Reviews

Review: Assassins (Watermill Theatre)

Almost 30 years after its off-Broadway debut in 1990, the pitch-black comedy of Sondheim’s revue-style musical has a new, disturbing relevance

Judi Herman

Judi Herman

| |

1 October 2019

The cast of Assassins
The cast of Assassins
© The Other Richard

It was almost 30 years ago that Stephen Sondheim and book writer John Weidman's line up of murderous misfits first confronted an off-Broadway audience in a helter-skelter ride through the dark recesses of their minds and motives. The pitch-black comedy of the duo's revue-style musical has an added dimension in today's world, where making instant connections to like-minded tribes is frighteningly easy.

So bringing together the executioners, successful and would be, from over a century of American history in one chorus line has a new resonance. The intimate space of the Watermill (the show will transfer to Nottingham Playhouse later this month) is suddenly uncomfortably claustrophobic as, guns levelled, the gang eyeball their audience and execute (no pun intended) choreographer Georgina Lamb's out-front, assertive moves.

Bill Buckhurst's production is at once laugh-out-loud funny, deeply thought-provoking and disturbing. The winning combination of actor/musicians works its usual magic, with a wonderfully cast bunch of multi-talented performers embodying these frighteningly convincing outsiders, each triggered by their own grievances, obsessions and delusions.

Joey Hickman's Proprietor reels 'em into a sinister fairground shooting range with his wicked smile, showman's patter – and proffered selection of firearms. Thus America's deadly insistence on legally available guns for all is centre stage from the get-go.
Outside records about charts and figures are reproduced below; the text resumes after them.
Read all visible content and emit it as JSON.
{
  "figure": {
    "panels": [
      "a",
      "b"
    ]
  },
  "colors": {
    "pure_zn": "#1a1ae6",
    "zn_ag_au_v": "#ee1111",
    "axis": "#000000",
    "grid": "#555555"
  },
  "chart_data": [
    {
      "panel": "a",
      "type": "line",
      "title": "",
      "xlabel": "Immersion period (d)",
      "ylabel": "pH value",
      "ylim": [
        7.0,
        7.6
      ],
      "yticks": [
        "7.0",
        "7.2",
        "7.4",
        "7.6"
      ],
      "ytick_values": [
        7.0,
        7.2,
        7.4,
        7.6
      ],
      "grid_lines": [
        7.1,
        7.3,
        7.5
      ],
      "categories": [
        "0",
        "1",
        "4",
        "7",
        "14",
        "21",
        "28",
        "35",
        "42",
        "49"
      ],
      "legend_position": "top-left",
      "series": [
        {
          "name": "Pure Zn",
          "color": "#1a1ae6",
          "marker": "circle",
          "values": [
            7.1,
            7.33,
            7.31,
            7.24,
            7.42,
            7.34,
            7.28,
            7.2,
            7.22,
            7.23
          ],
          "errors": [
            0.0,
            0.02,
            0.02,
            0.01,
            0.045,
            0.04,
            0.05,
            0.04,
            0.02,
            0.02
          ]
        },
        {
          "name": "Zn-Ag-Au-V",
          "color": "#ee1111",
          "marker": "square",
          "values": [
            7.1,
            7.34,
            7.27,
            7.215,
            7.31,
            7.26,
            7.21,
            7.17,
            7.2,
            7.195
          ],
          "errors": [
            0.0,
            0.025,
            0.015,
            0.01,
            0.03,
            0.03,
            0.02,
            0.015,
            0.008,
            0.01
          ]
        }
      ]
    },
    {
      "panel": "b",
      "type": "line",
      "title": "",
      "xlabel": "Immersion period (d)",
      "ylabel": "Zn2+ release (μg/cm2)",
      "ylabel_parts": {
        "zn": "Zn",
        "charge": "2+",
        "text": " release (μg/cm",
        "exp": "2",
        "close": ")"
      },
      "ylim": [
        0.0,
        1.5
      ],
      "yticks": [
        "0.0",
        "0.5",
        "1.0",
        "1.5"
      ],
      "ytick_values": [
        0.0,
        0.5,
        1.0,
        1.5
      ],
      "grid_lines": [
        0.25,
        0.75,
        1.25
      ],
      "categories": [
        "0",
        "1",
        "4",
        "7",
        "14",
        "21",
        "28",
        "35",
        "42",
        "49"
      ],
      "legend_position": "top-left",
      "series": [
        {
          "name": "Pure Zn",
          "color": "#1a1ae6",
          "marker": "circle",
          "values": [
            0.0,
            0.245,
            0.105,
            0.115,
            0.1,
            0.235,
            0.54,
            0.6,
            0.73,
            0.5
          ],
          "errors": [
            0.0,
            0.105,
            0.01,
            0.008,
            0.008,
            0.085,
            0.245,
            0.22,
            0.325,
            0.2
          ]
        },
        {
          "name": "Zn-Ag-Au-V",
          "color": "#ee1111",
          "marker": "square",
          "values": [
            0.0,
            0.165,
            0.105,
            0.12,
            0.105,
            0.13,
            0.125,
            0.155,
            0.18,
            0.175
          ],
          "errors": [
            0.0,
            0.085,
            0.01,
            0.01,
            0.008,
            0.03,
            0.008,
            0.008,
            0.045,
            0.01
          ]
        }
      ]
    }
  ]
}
Starting with John Wilkes Booth's spectacular elimination of Abraham Lincoln, the action moves back to Wilkes Booth and then forward to John Hinckley's mercifully unsuccessful attempt to see off Ronald Reagan. It then climaxes with arguably the most high-profile assassination of all: the disparate band crowd round Lee Harvey Oswald, urging him to unite and justify them all by setting his gunsights on President Kennedy from that Dallas Book Depository vantage point.

The contrast between Alex Mugnaioni's loquacious thespian Wilkes Booth and Ned Rudkins-Stow's repressed time bomb of a Lee Harvey Oswald is one of the show's highlights. Every assassin demands equal attention though: Peter Dukes is actually sympathetic as Leon Czolgosz, the Polish anarchist who did for William McKinley in 1901, his demands for rights for downtrodden workers like himself dangerously inspired here by obsessional love for anarchist Emma Goldman (authoritative Phoebe Fildes). Zheng Xi Yong, as the Italian-born US immigrant Guiseppe Zangara who missed Franklin D Roosevelt in 1933, vividly reveals the chip on his shoulder left by the sufferings in the Great Depression that he blames on the President.

Samuel Byck's failed attempt to eliminate Nixon by flying a hijacked plane into the White House has a special chilling relevance post-9/11. Dressed as a dishevelled bad Santa Claus, Steve Simmonds invests him with a crazed malevolence. Sondheim's dark humour has him seeking attention from composer Leonard Bernstein, quoting from West Side Story's "Tonight" – words written by none other than Sondheim himself of course.

The only women would-be assassins provide an alarmingly funny double act of gun-toting gals. Sara Poyzer's jovial, awkward would-be ‘hockey mum' Sara Jane Moore and Evelyn Hoskins' unhinged Lynette 'Squeaky' Fromme, Charles Manson's crazed groupie, demonstrate how they failed spectacularly to bring down President Ford in 1975.

Jack Quarton is frighteningly convincing as John Hinckley, embodying the obsessed stalker of star names, trying to get the attention of Jodie Foster by shooting Ronald Reagan, but succeeding only in being certified insane.

Perhaps the loudest voice in this litany of cries for attention from a cruel unfeeling world is Charles Guiteau, whose went to the scaffold for shooting President Garfield. Eddie Elliott revels in the jaunty gallows humour of his Gospel exit number "I Am Going to the Lordy", climbing steps that materialise on Simon Kenny's spare, effective fairground set, illuminated by a strip of gaudy lightbulbs.

Matthew James Hinchcliffe gets to embody all the Presidential targets and more. The whole story is knitted together by Lillie Flynn's magnificent Balladeer, brilliantly filling the narrator's role thanks to her rich voice and incisive diction. In today's world of violently entrenched opinions, this rich revival is perfectly timed.